The jacket for my copy describes the Reverend John Ames’s life as a “God-haunted existence.” I think this an apt phrase for the protagonist and narrator, who comes from a long line of fervent and religious men. He writes as a 77-year-old man to his very young son.

The letter hinges quite a bit on the fact that when one is old, one will still wrestle with one’s central beliefs–perhaps especially if one is a preacher. It was somehow relieving to me to read about this wise, old minister who still talked to God and still had lots of questions for him. For example, how does one really forgive someone? And must we? Always? Why is it that our defenses of our deepest held beliefs sound trite and foolish when explained to someone else who does not share them?

Robinson inhabits the voice of John Ames very convincingly, which is itself a great accomplishment, as she is neither male nor about to die nor a Congregationalist minister living in Iowa in the late 1950s. Some popular novelists bank on the trope of creating narrators who are thinly disguised versions of themselves (Gary Shteyngart, Junot Diaz, and Jonathan Safran Foer come to mind); Robinson shirks that easy way out and instead picks a character who is as unlike her as possible. And, boy, does she pull it off.

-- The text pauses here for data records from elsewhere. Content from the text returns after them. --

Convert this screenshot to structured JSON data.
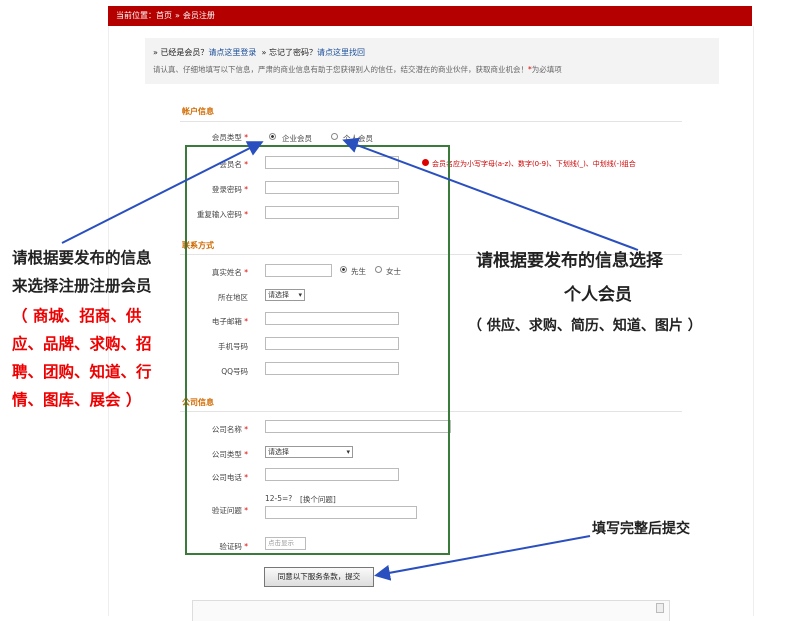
{
  "breadcrumb": {
    "prefix": "当前位置：",
    "home": "首页",
    "sep": "»",
    "current": "会员注册"
  },
  "notice": {
    "already_prefix": "» 已经是会员？",
    "login_link": "请点这里登录",
    "forgot_prefix": "» 忘记了密码？",
    "forgot_link": "请点这里找回",
    "instruction": "请认真、仔细地填写以下信息，严肃的商业信息有助于您获得别人的信任，结交潜在的商业伙伴，获取商业机会！",
    "required_mark": "*",
    "required_note": "为必填项"
  },
  "account": {
    "title": "帐户信息",
    "member_type_label": "会员类型",
    "member_type_options": [
      "企业会员",
      "个人会员"
    ],
    "selected_member_type": "企业会员",
    "username_label": "会员名",
    "username_hint": "会员名应为小写字母(a-z)、数字(0-9)、下划线(_)、中划线(-)组合",
    "password_label": "登录密码",
    "repeat_password_label": "重复输入密码"
  },
  "contact": {
    "title": "联系方式",
    "realname_label": "真实姓名",
    "gender_options": [
      "先生",
      "女士"
    ],
    "selected_gender": "先生",
    "region_label": "所在地区",
    "region_value": "请选择",
    "email_label": "电子邮箱",
    "mobile_label": "手机号码",
    "qq_label": "QQ号码"
  },
  "company": {
    "title": "公司信息",
    "name_label": "公司名称",
    "type_label": "公司类型",
    "type_value": "请选择",
    "phone_label": "公司电话",
    "question_label": "验证问题",
    "question_text": "12-5=?",
    "change_question": "[换个问题]",
    "captcha_label": "验证码",
    "captcha_button": "点击显示"
  },
  "submit_label": "同意以下服务条款，提交",
  "annotations": {
    "left_line1": "请根据要发布的信息",
    "left_line2": "来选择注册注册会员",
    "left_red": [
      "（ 商城、招商、供",
      "应、品牌、求购、招",
      "聘、团购、知道、行",
      "情、图库、展会 ）"
    ],
    "right_line1": "请根据要发布的信息选择",
    "right_line2": "个人会员",
    "right_line3": "（ 供应、求购、简历、知道、图片 ）",
    "submit_note": "填写完整后提交"
  },
  "colors": {
    "header_red": "#b50000",
    "section_orange": "#d06a00",
    "link_blue": "#1a4d99",
    "annotation_green": "#3a7a3a",
    "arrow_blue": "#2a4fbf",
    "annotation_red": "#e00000"
  }
}
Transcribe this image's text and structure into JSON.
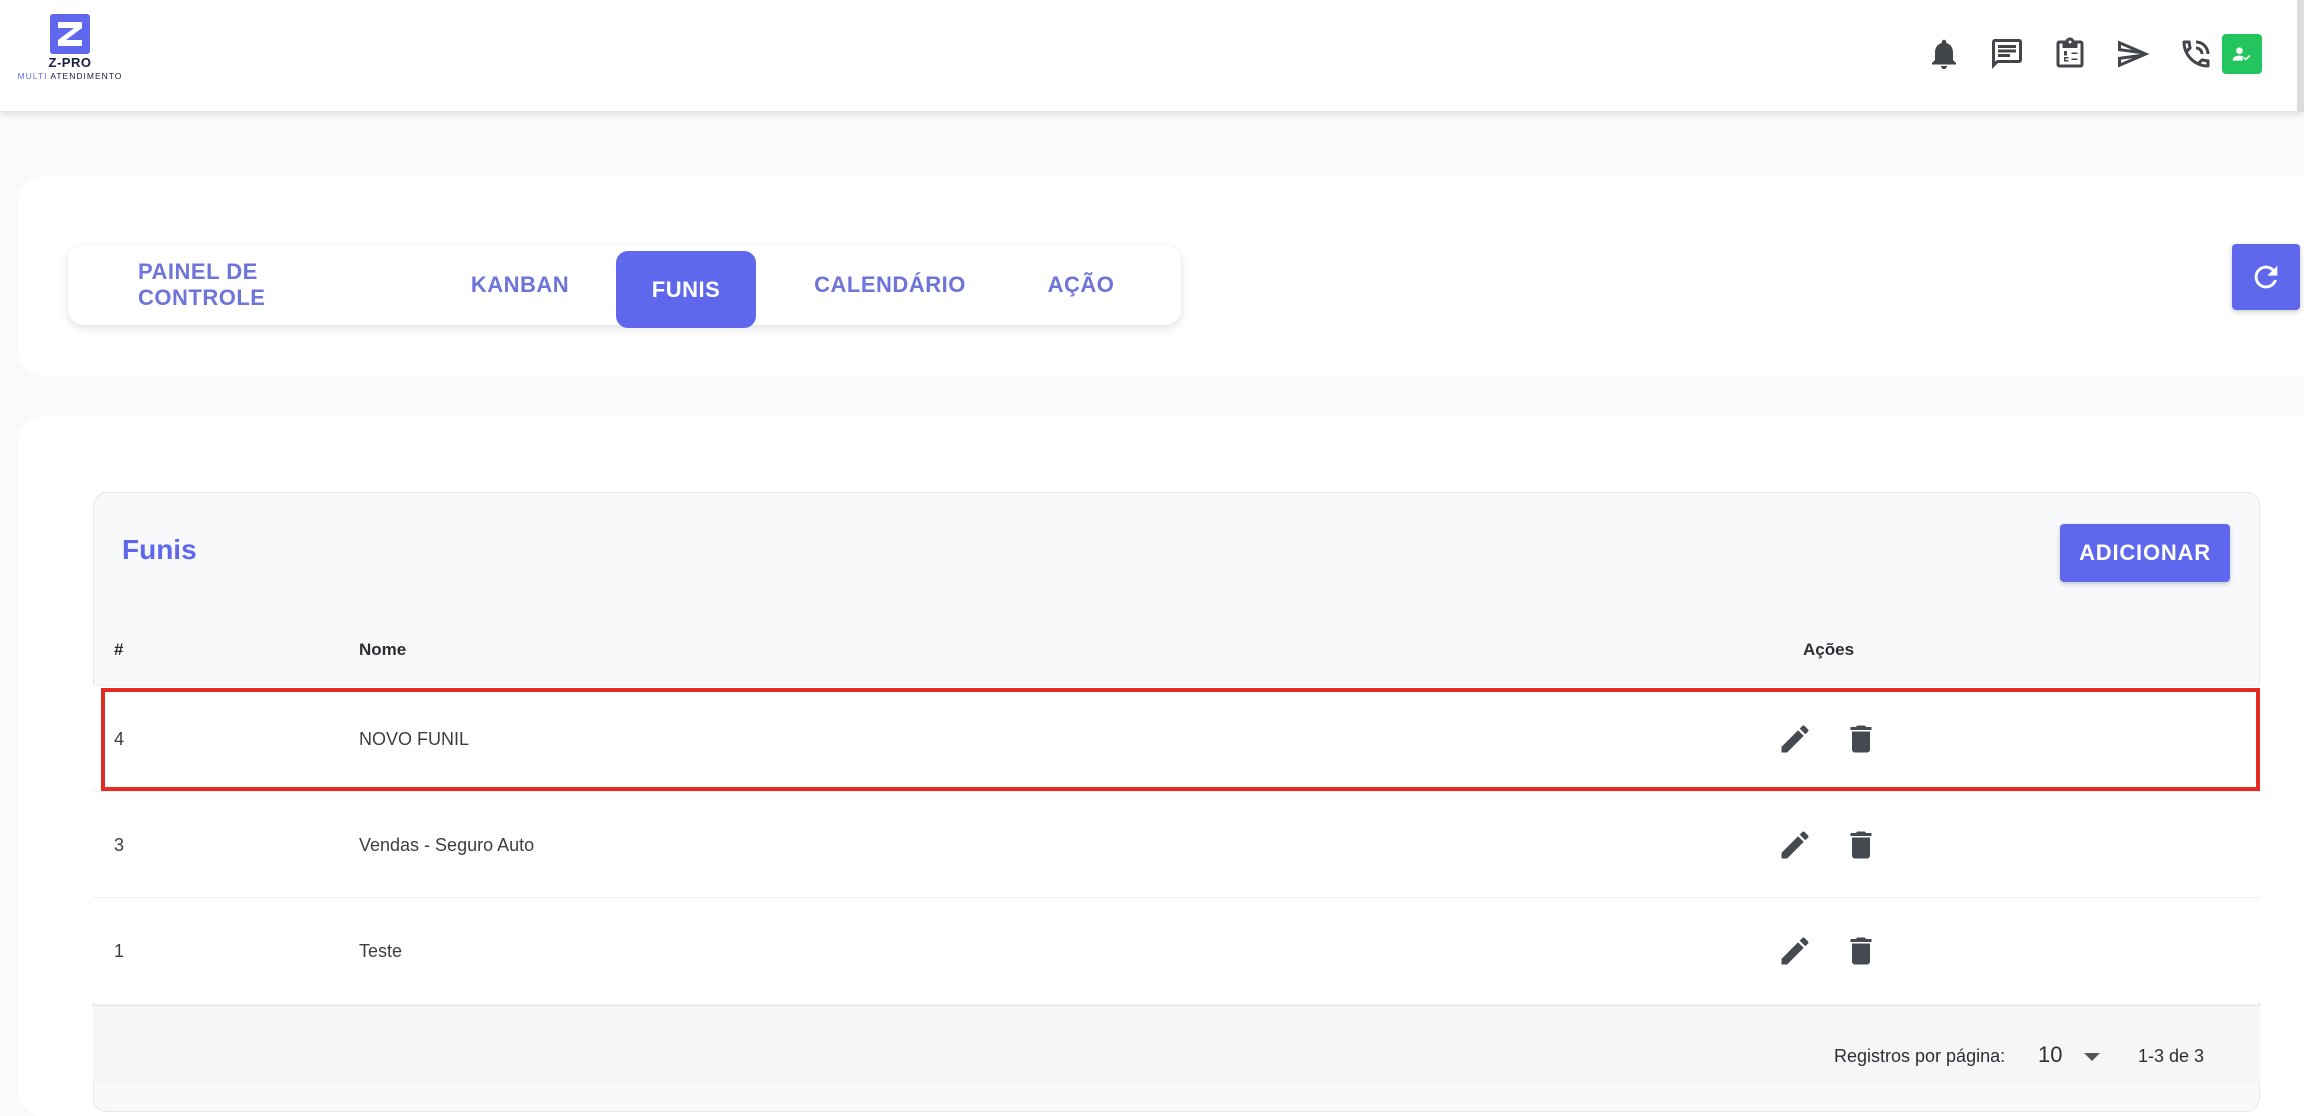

I think it helps that Robinson herself is a converted Congregationalist and has preached at her local church several times. Her knowledge of scripture and time-honored Protestant theological debacles is impressive. She knows enough about Protestant Christianity to sound like a very believable 77-year-old preacher. John Ames’s internal battles are still being waged and yet we trust and rely on him as our credible and wise narrator.

A large part of the novel, to me, is about the sadness of growing old. It’s sad for everyone, but especially for John Ames, who has a much younger wife and child. The intensity with which he watches them, strives to remember them is touching. Reading his long letter to his son made me want to take better care of my memory and my limited attempts to record the people who are dear to me. Thus motivated by John Ames, I started writing small vignettes and stories about my relatives. Some day, these little stories will be infinitely more valuable to me than they are now–and this is the truth at the heart of Gilead.

Secrets

Thoughts on a thunderous Wednesday afternoon:

– I want to be a WRITER today! But I have nothing to say. Nothing at all. I should finish that short story that’s been dragging on for a year…

– If I were rich, I would spend an embarrassingly large amount of money on skincare products and makeup.

– I feel guilty about wanting a purebred puppy.

– We had a freak hailstorm and a flash flood last night. It was terrifying and beautiful. I was working on a calligraphy job and watching it all happen on the street and I kept telling myself, “Just be calm, keep writing, be calm…” As if my life were in danger or something.

– I discovered Pinterest today. Oops. Goodbye, productivity!

– Grace needs to come home. NOW.

Gilead is a lovely book. I can’t describe what it is, but I think a “hushed beauty” is the best phrase I can come up with on the fly. Can anyone tell me what denomination he is, though? He’s not Baptist, Methodist, Presbyterian, Pentecostal, Quaker… what’s left?

– Remember how we thought we were important in college? Turns out we weren’t.

– Barack Obama released his long-form birth certificate today. A nice gesture, but not even that will keep the crazies at bay. They’re sure to find something else to freak out about, particularly with Donald Trump at the helm.

– What do we have to do to convince Win to move to Charlottesville? Locals, any suggestions for things to see or do that might persuade someone that this is the best town on the east coast?

– I am so over Facebook.

– Nothing depresses me so much as reading comments on news sites. Are the only people who comment online both dumb AND angry? That is such a bad combination.

– It’s too hot to eat, too hot to dream, too hot to move your limbs above your head. We’re trying to save money by not turning on our A/C units for as long as possible. I was too hot this morning, so I had blackberries and a huge cup of tea for breakfast. Because even when it’s 80 degrees in your kitchen, a hot cup of tea will still be the best thing. Truth!